Intervista ad Alexandra Valenti

Se per Jannis Kounellis gli orci allineati sul pavimento del Museo Pecci di Prato evocavano un’antropologia delle origini, cosa rappresentano per te i sacchi destinati a contenere le tue precedenti sculture, egualmente squadernati di fronte al visitatore? Evochi un’esperienza conclusa o intendi ripartire da essa?

C’è un aspetto ambiguo nel mio lavoro, da un lato mi sento legata al passato, considerandolo presenza attiva, dall’altro sento l’esigenza di andare avanti e rinnovare linguaggio ed esperienza. Al momento sono più interessata a dipingere che a scolpire, so che la possibilità di adottare diversi strumenti mi dà la libertà di plasmare la mia realtà, di coglierne le mozioni profonde. Nelle ultime due opere realizzate per l’attuale mostra ,“La stanza” e “La casa vola”, permangono le ombre a testimoniare un passato che esiste ma non pesa, si libra in aria, accende la fantasia, denota la volontà di rivolgersi ad altro, per trarne nuova linfa e riprendere coraggiosamente il cammino.

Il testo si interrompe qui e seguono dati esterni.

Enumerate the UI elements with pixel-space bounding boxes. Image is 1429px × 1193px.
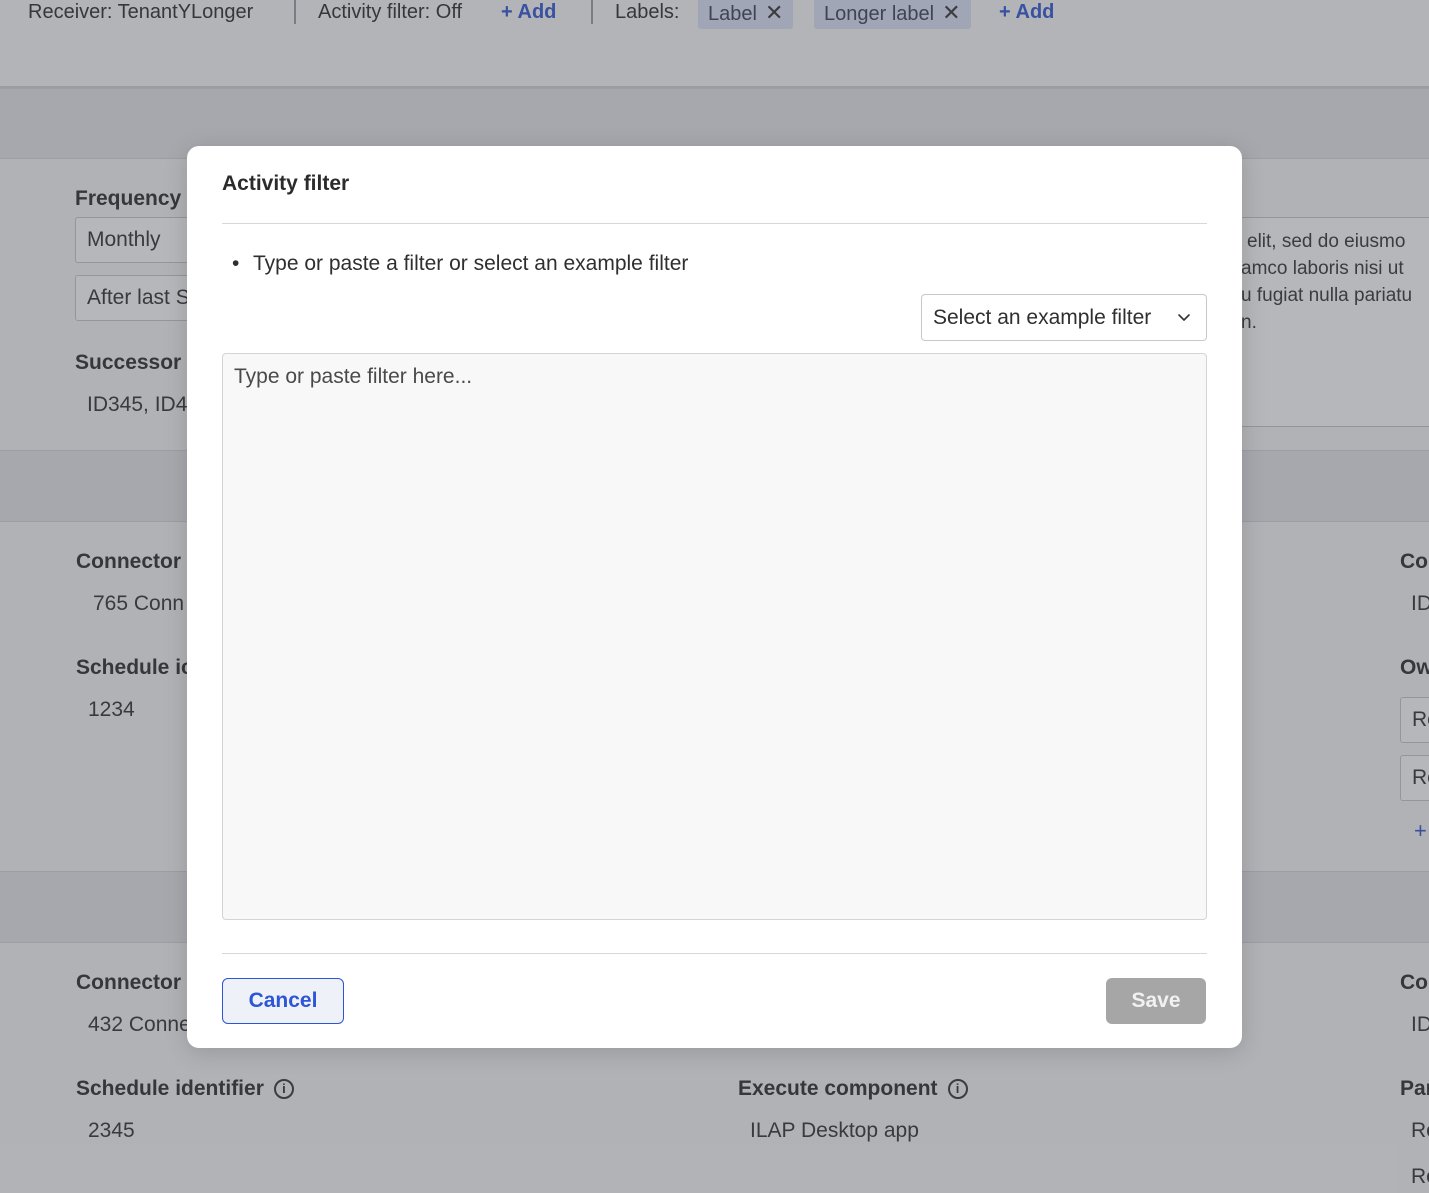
divider <box>222 953 1207 954</box>
example-filter-select-value: Select an example filter <box>933 306 1152 329</box>
chevron-down-icon <box>1178 314 1190 321</box>
example-filter-select[interactable]: Select an example filter <box>921 294 1207 341</box>
activity-filter-dialog: Activity filter Type or paste a filter o… <box>187 146 1242 1048</box>
cancel-button[interactable]: Cancel <box>222 978 344 1024</box>
filter-textarea[interactable] <box>222 353 1207 920</box>
save-button[interactable]: Save <box>1106 978 1206 1024</box>
divider <box>222 223 1207 224</box>
dialog-title: Activity filter <box>222 172 350 195</box>
instruction-text: Type or paste a filter or select an exam… <box>253 252 689 275</box>
instruction-list-item: Type or paste a filter or select an exam… <box>232 252 689 276</box>
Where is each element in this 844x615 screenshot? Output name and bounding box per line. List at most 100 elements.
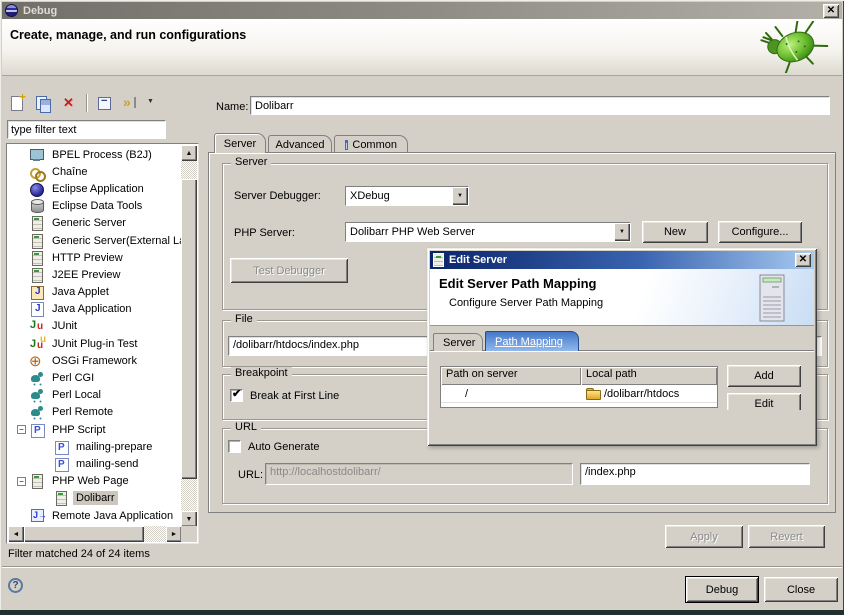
new-server-button[interactable]: New (642, 221, 708, 243)
java-icon (29, 301, 45, 317)
server-icon (29, 215, 45, 231)
collapse-all-icon[interactable] (95, 94, 113, 112)
url-base-input[interactable]: http://localhostdolibarr/ (265, 463, 573, 485)
window-close-button[interactable]: ✕ (823, 4, 839, 18)
tree-item-label: mailing-prepare (73, 440, 155, 454)
tree-item[interactable]: Eclipse Data Tools (8, 198, 182, 215)
tree-item[interactable]: OSGi Framework (8, 352, 182, 369)
name-label: Name: (216, 101, 248, 113)
tree-item-label: Perl CGI (49, 371, 97, 385)
auto-generate-label: Auto Generate (248, 441, 320, 453)
debug-configurations-window: Debug ✕ Create, manage, and run configur… (0, 0, 844, 615)
tree-item[interactable]: − PHP Web Page (8, 473, 182, 490)
hscroll-thumb[interactable] (24, 526, 144, 542)
tab-server[interactable]: Server (214, 133, 266, 153)
table-icon (345, 140, 348, 150)
remote-java-icon (29, 508, 45, 524)
apply-button[interactable]: Apply (665, 525, 743, 548)
tree-item[interactable]: Remote Java Application (8, 507, 182, 524)
database-icon (29, 198, 45, 214)
help-icon[interactable]: ? (8, 578, 23, 593)
tree-item-label: PHP Script (49, 423, 109, 437)
tree-item[interactable]: Dolibarr (8, 490, 182, 507)
tree-item[interactable]: mailing-prepare (8, 438, 182, 455)
scroll-up-icon[interactable]: ▲ (181, 145, 197, 161)
chevron-down-icon[interactable]: ▼ (614, 223, 630, 241)
server-tower-icon (754, 273, 792, 325)
server-debugger-label: Server Debugger: (234, 190, 321, 202)
url-path-input[interactable]: /index.php (580, 463, 810, 485)
filter-configs-icon[interactable] (121, 94, 139, 112)
url-label: URL: (238, 469, 263, 481)
tree-item[interactable]: mailing-send (8, 455, 182, 472)
configure-button[interactable]: Configure... (718, 221, 802, 243)
eclipse-icon (5, 4, 18, 17)
edit-server-tab-server[interactable]: Server (433, 333, 483, 351)
chevron-down-icon[interactable]: ▼ (452, 187, 468, 205)
tree-item[interactable]: Eclipse Application (8, 180, 182, 197)
tree-vertical-scrollbar[interactable]: ▲ ▼ (181, 145, 197, 527)
tree-item[interactable]: HTTP Preview (8, 249, 182, 266)
vscroll-thumb[interactable] (181, 179, 197, 479)
bpel-process-icon (29, 147, 45, 163)
tree-item[interactable]: Java Applet (8, 284, 182, 301)
tree-item[interactable]: Perl CGI (8, 369, 182, 386)
perl-icon (29, 387, 45, 403)
tree-item-label: Java Application (49, 302, 135, 316)
tree-item[interactable]: Chaîne (8, 163, 182, 180)
tree-item[interactable]: Generic Server (8, 215, 182, 232)
duplicate-config-icon[interactable] (34, 94, 52, 112)
revert-button[interactable]: Revert (748, 525, 825, 548)
tree-item-label: PHP Web Page (49, 474, 132, 488)
add-button[interactable]: Add (727, 365, 801, 387)
new-config-icon[interactable] (8, 94, 26, 112)
window-titlebar[interactable]: Debug ✕ (2, 2, 842, 19)
tree-item[interactable]: J2EE Preview (8, 266, 182, 283)
tree-item[interactable]: JUnit (8, 318, 182, 335)
debug-button[interactable]: Debug (686, 577, 758, 602)
scroll-left-icon[interactable]: ◄ (8, 526, 24, 542)
tab-advanced[interactable]: Advanced (268, 135, 332, 153)
tree-item-label: Java Applet (49, 285, 112, 299)
close-button[interactable]: Close (764, 577, 838, 602)
edit-button[interactable]: Edit (727, 393, 801, 410)
break-first-line-checkbox[interactable] (230, 389, 243, 402)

La passione per il gesto, nettamente individuabile in alcune tue opere recenti, appare come manifestazione di energia vitale, opzione creativa che sembra nascere da una precisa attitudine della tua natura e della tua personalità

Ritengo preziosa una mia istintività, credo in una comunicazione diretta fra la mano e la profondità del sentire, cerco di captare l’energia che mi anima, vengo da una lunga preparazione di studio, di ascolto, di affinamento. Amo un linguaggio sintetico, capace di colpire con rapidità e forza. Nella grande tempera proposta in mostra i carboncini di William Kentridge sono stati esempio di metodologia di lavoro, vista la capacità dell’artista di creare una progressione di immagini utilizzando lo stesso disegno, facendo risultare vivo e sommatorio un unico foglio.

Ami adottare materiali che sottolineino l’importanza di un’operazione manuale, ne sono esempio i sacchi, in gran parte eseguiti direttamente da te, scegliendo soluzioni atte a mostrare insieme contenitori reali e forme simboliche.

Ogni volta scelgo i materiali in base a quello che mi propongo di dire, non solo i sacchi, ma i supporti ai lavori su carta mi obbligano a sperimentare le soluzioni più adatte a dar loro la consistenza necessaria. Amo mani che lavorano, l’artista ha il privilegio di possedere mani capaci di cogliere la difficile essenza dell’arte. Mi sono formata negli Stati Uniti, in una scuola satellite del Bauhaus, impostata su un preciso rapporto fra arte e mestiere, dove l’artista è innanzi tutto un artigiano. Un rapporto che sento ancora oggi strettissimo, che non offre possibilità di deleghe.

Un accenno a un tuo prossimo lavoro mi ha ricordato l’opera di un artista che proponeva, nella recente Biennale veneziana, monumentali colonne costituite da blocchi di sale, regolarmente sezionati e modulati. Ho supposto che tale scelta includesse un interesse per una possibile deperibilità del materiale usato.

Ti ho parlato di un futuro progetto nel quale ritornerò alla scultura, usando forme classiche realizzate in un materiale casalingo e deperibile. Sono interessata alla deperibilità, alla possibilità di sottolineare nel mio lavoro un rapporto con il tempo e la caducità.